It just came time to move the feed barrels out of the barn, yes it did.
Due to certain logistics of the property, the barn set-up has always been untenable. Every possible factor added up to the certainty that the hay stall would, at some point, be left open. “Come inside, Duncan Horse, and eat up all the goodies you can find!”
Duncan eats hay, hay pellets, and beet pulp pellets–there’s no rich grain hanging around. Plus he’s not one of those horses who gorges; even free-fed, he eats modestly and then stands there humming. So the risk factor has always been pretty low, even if the door just plain got left open permanently.
Except.
This past summer, Duncan colicked badly in the unusual heat; the first vet who saw him labeled him Dead Horse Walking. I’m so glad that vet was wrong! But it means Duncan is now forever a horse of Colic Potential. The benign pellets are now, in their way, a threat.
That meant all my existing barn security routines ramped up to DefCon Colic levels, including a lot of stress–because the barn is completely obscured from view until one is upon it, and facing directly away from the house at that; there’s no way to casually check its status.

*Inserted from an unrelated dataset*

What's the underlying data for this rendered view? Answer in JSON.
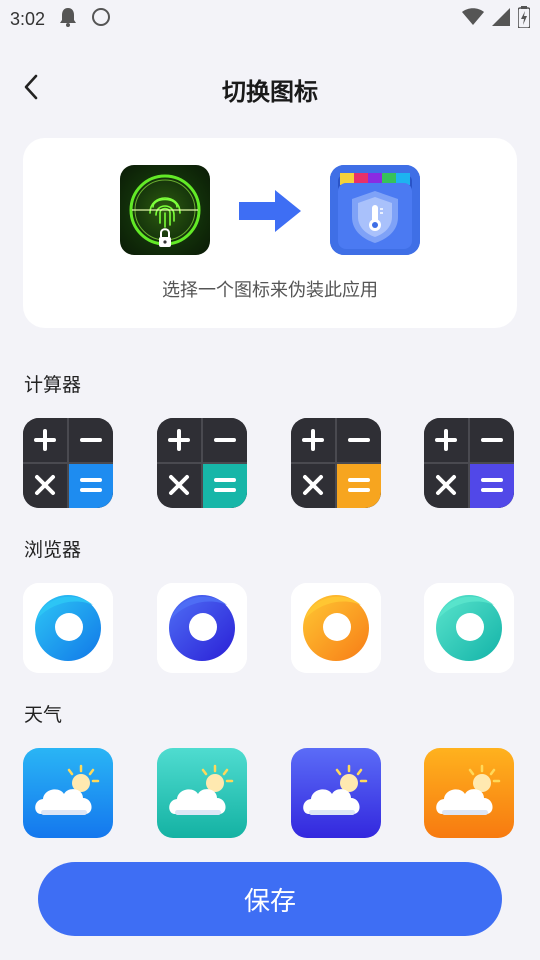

Nonetheless, DefCon Colic measures all worked, so far as everything stayed routine.
But now the barn area is slowly being disassembled for moving, and routines are blown away. And yesterday…
Well, he wasn’t in there very long.
So today I faced off against the two big garbage barrels full of pellets (150 pounds when full…these weren’t quite). Twenty yards of hauling made it pretty clear I wasn’t going to make it to the house with them. But desperation is indeed the mother of invention, so you may now amuse yourself with the mental image of me grabbing up the old rope that the property’s previous occupants had left buried in the ground (some of it is still there, too deep to get out) and hitching myself up like a sled dog.
Mush!
Hey, the pellets are safe. My horsie is safe. And for the first time in a year, I don’t have to wake up in the middle of the night and wonder, “Did I close that hay stall door–?” without having any way to check besides suiting up and going out into the cold.
Now, someone please tell me I’m not the only one to beat myself against the “Did I remember to [insert crucial task]” meme this way!
I can’t tell you how many times I’ve left the house, driven down the driveway, only to pull back up to make sure I’ve locked the house. Sometimes at the cottage, I’ve driven down the road a couple of miles and turned around to do the same thing. And don’t even ask about the times I’ve wandered into the kitchen only to forget why I went there. My Dad always said, “your head is full of tommyrot.” He was right.
Since the colic, I’ve definitely turned back down the road to go out back and make sure that hay stall was closed. Usually I can devise little ways to make sure I don’t walk away without doing what needs to be done (I used to clip my car keys to the grain room at one barn where I rode), but this situation seems to have defeated me!
Me too, on several issues. Did I lock the gate? Did I remember to shut the (handy for us when horses aren’t in the north lot) gate to the 80 acres before opening the gate into the north lot for the horses? Did I actually hook the barrel-snap to the chain on the gate to the barn breezeway or just hook the chain in the gate slot (which I don’t trust, even with an angled slot, because of Mr. Mouth of the extremely agile lips.) Did I lock the kitchen door before leaving? (When working in the back yard and barn, I often lock the doors on the front of the house, but leave the kitchen door open for those sudden dashes to the house plumbing. We lock all the doors when going out on the land.) Did I put the cellphone in my purse when leaving for the long drive to the city? (No, not–about half the time.)
Ohhh, the cell phone!
No, at *least* half the time it doesn’t make the trip with me. It just isn’t enough a part of my life for me to think about it. Which is frustrating, because it exists mainly for emergencies, and when am I going to have an emergency and I can’t reach the house phone? On the road! Duh!